Step 1 - Coroutine Concept

To explain the concept in full detail let us look at standard function calls again.

def function():
    # do something
    return # some value

def other_function():
    # do something else
    return # another value

some_value = function()
another_value = other_function()

As a sequence diagram:

        sequenceDiagram
  participant c as Caller
  participant f1 as Function
  participant f2 as Other Function
  activate c
  activate c
  c->>f1: call
  deactivate c
  activate f1
  f1->>c: return
  deactivate f1
  activate c
  c->>f2: call
  deactivate c
  activate f2
  f2->>c: return
  deactivate f2
  deactivate c
    

All function calls are run in a sequence. The caller must wait until the function is finished to execute its next code, for example another function call.

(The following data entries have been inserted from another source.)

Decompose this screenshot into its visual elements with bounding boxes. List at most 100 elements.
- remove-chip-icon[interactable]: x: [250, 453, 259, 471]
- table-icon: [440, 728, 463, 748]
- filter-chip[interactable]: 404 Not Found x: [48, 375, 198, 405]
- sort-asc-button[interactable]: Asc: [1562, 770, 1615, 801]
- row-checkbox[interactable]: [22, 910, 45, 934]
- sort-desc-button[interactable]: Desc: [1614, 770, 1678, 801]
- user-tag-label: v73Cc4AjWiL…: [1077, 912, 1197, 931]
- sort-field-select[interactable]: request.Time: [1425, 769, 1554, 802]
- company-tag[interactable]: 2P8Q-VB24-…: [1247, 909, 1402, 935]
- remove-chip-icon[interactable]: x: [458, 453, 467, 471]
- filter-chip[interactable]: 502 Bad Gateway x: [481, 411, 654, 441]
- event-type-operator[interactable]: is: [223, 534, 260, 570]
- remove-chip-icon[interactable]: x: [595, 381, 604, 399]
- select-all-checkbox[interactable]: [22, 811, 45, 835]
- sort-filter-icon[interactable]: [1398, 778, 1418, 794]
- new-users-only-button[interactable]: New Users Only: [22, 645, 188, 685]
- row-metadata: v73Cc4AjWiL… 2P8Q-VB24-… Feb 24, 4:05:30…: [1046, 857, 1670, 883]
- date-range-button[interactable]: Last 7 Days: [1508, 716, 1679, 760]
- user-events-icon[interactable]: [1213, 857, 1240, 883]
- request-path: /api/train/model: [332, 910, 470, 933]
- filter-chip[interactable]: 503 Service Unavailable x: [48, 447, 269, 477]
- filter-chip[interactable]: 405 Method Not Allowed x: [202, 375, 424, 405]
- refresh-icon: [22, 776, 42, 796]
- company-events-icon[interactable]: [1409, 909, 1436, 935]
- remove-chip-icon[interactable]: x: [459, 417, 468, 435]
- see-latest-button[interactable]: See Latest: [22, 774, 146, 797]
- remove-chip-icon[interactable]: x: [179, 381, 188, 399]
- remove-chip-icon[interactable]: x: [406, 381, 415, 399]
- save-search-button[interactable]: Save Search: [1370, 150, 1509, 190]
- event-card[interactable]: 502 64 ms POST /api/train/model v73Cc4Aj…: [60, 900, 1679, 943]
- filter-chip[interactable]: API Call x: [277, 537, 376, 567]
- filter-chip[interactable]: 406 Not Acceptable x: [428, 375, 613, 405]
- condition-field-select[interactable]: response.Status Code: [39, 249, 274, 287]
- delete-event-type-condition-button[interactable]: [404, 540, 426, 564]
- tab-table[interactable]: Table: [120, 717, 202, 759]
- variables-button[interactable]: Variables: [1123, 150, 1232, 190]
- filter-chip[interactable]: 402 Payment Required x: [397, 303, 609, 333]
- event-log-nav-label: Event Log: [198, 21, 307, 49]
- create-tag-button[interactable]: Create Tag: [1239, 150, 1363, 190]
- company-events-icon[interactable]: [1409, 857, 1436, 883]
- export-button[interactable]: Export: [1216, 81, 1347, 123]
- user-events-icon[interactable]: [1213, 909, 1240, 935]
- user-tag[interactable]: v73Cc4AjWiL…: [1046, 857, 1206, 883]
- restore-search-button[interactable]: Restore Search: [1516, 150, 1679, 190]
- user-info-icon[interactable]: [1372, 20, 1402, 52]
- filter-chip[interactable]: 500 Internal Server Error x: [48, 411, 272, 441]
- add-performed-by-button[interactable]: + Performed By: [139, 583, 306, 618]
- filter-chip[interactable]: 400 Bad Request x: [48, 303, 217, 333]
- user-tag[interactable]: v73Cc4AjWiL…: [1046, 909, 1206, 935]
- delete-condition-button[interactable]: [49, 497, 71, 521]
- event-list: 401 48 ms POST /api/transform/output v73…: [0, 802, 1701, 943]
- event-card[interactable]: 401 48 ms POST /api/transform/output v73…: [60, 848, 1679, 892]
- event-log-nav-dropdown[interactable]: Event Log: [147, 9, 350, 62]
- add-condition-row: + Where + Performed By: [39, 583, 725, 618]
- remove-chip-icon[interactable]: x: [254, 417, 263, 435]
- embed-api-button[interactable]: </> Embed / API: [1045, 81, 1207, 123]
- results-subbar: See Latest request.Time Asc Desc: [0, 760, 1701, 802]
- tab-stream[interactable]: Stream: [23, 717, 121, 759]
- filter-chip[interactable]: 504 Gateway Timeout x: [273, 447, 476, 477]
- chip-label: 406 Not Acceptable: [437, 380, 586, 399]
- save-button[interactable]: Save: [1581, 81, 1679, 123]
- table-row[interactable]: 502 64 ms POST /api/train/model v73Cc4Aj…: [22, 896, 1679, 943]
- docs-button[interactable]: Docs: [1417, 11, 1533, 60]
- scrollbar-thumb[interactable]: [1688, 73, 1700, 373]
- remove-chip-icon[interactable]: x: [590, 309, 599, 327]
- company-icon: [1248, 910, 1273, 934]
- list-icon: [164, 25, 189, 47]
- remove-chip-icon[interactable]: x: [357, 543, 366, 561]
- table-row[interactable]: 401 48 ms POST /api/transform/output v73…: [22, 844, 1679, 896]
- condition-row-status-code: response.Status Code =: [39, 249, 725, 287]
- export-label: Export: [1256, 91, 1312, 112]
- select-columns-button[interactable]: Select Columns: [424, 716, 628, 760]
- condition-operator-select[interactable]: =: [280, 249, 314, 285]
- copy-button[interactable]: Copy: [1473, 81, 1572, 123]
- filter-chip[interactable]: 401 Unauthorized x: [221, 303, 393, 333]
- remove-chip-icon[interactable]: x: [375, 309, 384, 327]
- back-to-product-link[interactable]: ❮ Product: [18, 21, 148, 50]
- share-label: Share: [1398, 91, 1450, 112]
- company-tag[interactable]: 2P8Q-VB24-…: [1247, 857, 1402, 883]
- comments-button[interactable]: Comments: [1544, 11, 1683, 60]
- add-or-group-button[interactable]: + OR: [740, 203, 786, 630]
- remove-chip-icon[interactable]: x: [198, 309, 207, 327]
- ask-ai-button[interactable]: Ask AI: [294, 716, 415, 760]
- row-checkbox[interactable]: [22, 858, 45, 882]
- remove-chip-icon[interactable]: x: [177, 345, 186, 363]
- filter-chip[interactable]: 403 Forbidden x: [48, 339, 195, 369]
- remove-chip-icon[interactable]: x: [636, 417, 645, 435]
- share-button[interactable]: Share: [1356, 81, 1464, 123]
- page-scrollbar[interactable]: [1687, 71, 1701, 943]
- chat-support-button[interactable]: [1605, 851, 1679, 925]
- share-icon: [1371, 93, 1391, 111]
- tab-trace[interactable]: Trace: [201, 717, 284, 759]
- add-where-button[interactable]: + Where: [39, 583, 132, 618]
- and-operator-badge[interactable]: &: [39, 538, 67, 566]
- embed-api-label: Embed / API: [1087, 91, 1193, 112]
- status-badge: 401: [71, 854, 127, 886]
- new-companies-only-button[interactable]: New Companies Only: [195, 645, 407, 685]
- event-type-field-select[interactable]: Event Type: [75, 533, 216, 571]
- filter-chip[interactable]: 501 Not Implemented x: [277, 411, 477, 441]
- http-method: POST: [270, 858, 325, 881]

Besides let us take a look at Generators/Iterators.

def generator():
    # do something
    yield # something
    # do something else
    yield # something else
    # do another thing
    return # some value

def function():
    # do something
    return # a value


gen = generator()
next(gen)
next(gen)
a_value = function()
try:
    next(gen)
except StopIteration as e:
    some_value = e.value

Also as a sequence diagram:

        sequenceDiagram
  participant c as Caller
  participant g as Generator
  participant f as Function
  activate c
  activate c
  c->>g: next
  deactivate c
  activate g
  activate g
  g-->>c: yield
  deactivate g
  activate c
  c->>g: next
  deactivate c
  activate g
  g-->>c: yield
  deactivate g
  activate c
  c->>f: call
  deactivate c
  activate f
  f->>c: return
  deactivate f
  activate c
  c->>g: next
  deactivate c
  activate g
  g->>c: return/StopIteration
  deactivate g
  deactivate g
  deactivate c
    

A Generator can yield values to the caller during its execution. The caller can request the next value from the Generator and do other things in between for example calling a function.

Summary

  • Calling a function blocks the caller until the function returns.

  • A Generator can give control back to the caller.

  • The caller can do other things after getting in control again like calling another function.

  • The caller can resume the Generator.

  • The caller doesn’t need to be interested in the yielded values.

  • A Generator can return a final value just like a normal function.

  • A Generator is a coroutine.

Note

When mentioning the term coroutine in the following steps of this chapter, it references a Python generator function or generator object.